Data Encryption Standard and Advanced Encryption Standard sound similar, and both are examples of symmetric block...
ciphers. That is where the similarities end, however. DES is an outdated method of data encryption, and development on AES began in the late 1990s when DES was deemed inadequate from a cybersecurity standpoint.
When it was initially developed, the DES symmetric-key algorithm was commonly used for data encryption. It was superseded by the more secure AES algorithm when AES became a federal government standard in 2002.
What is DES encryption?
DES is a block cipher, meaning, rather than encrypting one bit at a time, a cryptographic key and algorithm encrypt a block of data concurrently. When using DES, the same private key is used to encrypt and decrypt a message.
DES groups a plaintext message into 64-bit blocks during encryption. Blocks are coded with the key into a 64-bit ciphertext using permutation and substitution. The process, which entails 16 steps and can run in four different modes, either encrypts blocks individually or makes each cipher block dependent on all the previous blocks. The DES decryption process is the inverse of its encryption steps, reversing the order in which the keys are applied.
What is AES encryption?
NIST started developing AES in 1997 when it was discovered that DES was vulnerable to brute-force attacks. Like DES, AES is a symmetric block cipher. In 2001, the U.S. government chose to use AES to protect classified information. It is implemented in software and hardware globally to encrypt sensitive data.
When announcing the development of AES, NIST representatives noted that the advanced encryption algorithm would be unclassified and "capable of protecting sensitive government information well into the next century." AES was intended to offer defense against a variety of attack techniques. It was also designed to be easy to use in hardware, software and restricted environments, such as smart cards.
The key differences between AES vs. DES
There is an important difference when comparing AES vs. DES encryption and decryption algorithms: AES is secure, while DES is not.
The federal government developed DES algorithms more than 40 years ago to provide cryptographic security for all government communications.
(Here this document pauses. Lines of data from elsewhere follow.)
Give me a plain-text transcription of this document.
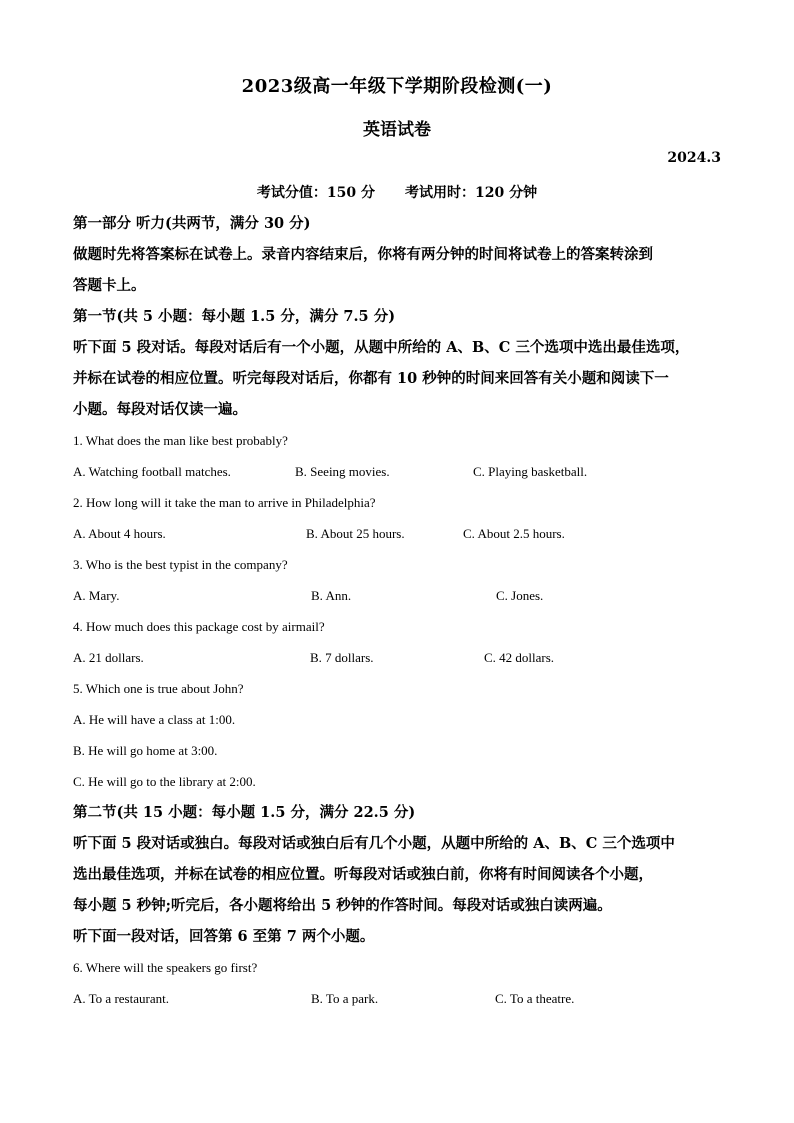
2023级高一年级下学期阶段检测(一)
英语试卷
2024.3
考试分值：150 分 考试用时：120 分钟

第一部分 听力(共两节，满分 30 分)

做题时先将答案标在试卷上。录音内容结束后，你将有两分钟的时间将试卷上的答案转涂到

答题卡上。

第一节(共 5 小题：每小题 1.5 分，满分 7.5 分)

听下面 5 段对话。每段对话后有一个小题，从题中所给的 A、B、C 三个选项中选出最佳选项，

并标在试卷的相应位置。听完每段对话后，你都有 10 秒钟的时间来回答有关小题和阅读下一

小题。每段对话仅读一遍。

1. What does the man like best probably?

A. Watching football matches.	B. Seeing movies.	C. Playing basketball.

2. How long will it take the man to arrive in Philadelphia?

A. About 4 hours.	B. About 25 hours.	C. About 2.5 hours.

3. Who is the best typist in the company?

A. Mary.	B. Ann.	C. Jones.

4. How much does this package cost by airmail?

A. 21 dollars.	B. 7 dollars.	C. 42 dollars.

5. Which one is true about John?

A. He will have a class at 1:00.

B. He will go home at 3:00.

C. He will go to the library at 2:00.

第二节(共 15 小题：每小题 1.5 分，满分 22.5 分)

听下面 5 段对话或独白。每段对话或独白后有几个小题，从题中所给的 A、B、C 三个选项中

选出最佳选项，并标在试卷的相应位置。听每段对话或独白前，你将有时间阅读各个小题，

每小题 5 秒钟;听完后，各小题将给出 5 秒钟的作答时间。每段对话或独白读两遍。

听下面一段对话，回答第 6 至第 7 两个小题。

6. Where will the speakers go first?

A. To a restaurant.	B. To a park.	C. To a theatre.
The idea was to ensure government systems all used the same, secure standard to facilitate interconnectivity. DES served as the cornerstone of government cryptography for more than two decades, but in 1999, researchers broke the algorithm's 56-bit key using a distributed computer system. DES is still used for backward compatibility in some instances, but modern computer systems should not rely on DES for data confidentiality.
AES is a more mathematically efficient and elegant cryptographic algorithm, but its main strength rests in its key length options. The time required to crack an encryption algorithm is directly related to the length of the key used to secure the communication. AES allows you to choose a 128-bit, 192-bit or 256-bit key, making it exponentially stronger than the 56-bit key of DES. Encryption is also much faster in AES vs. DES, making it ideal for applications, firmware and hardware that require low latency or high throughput.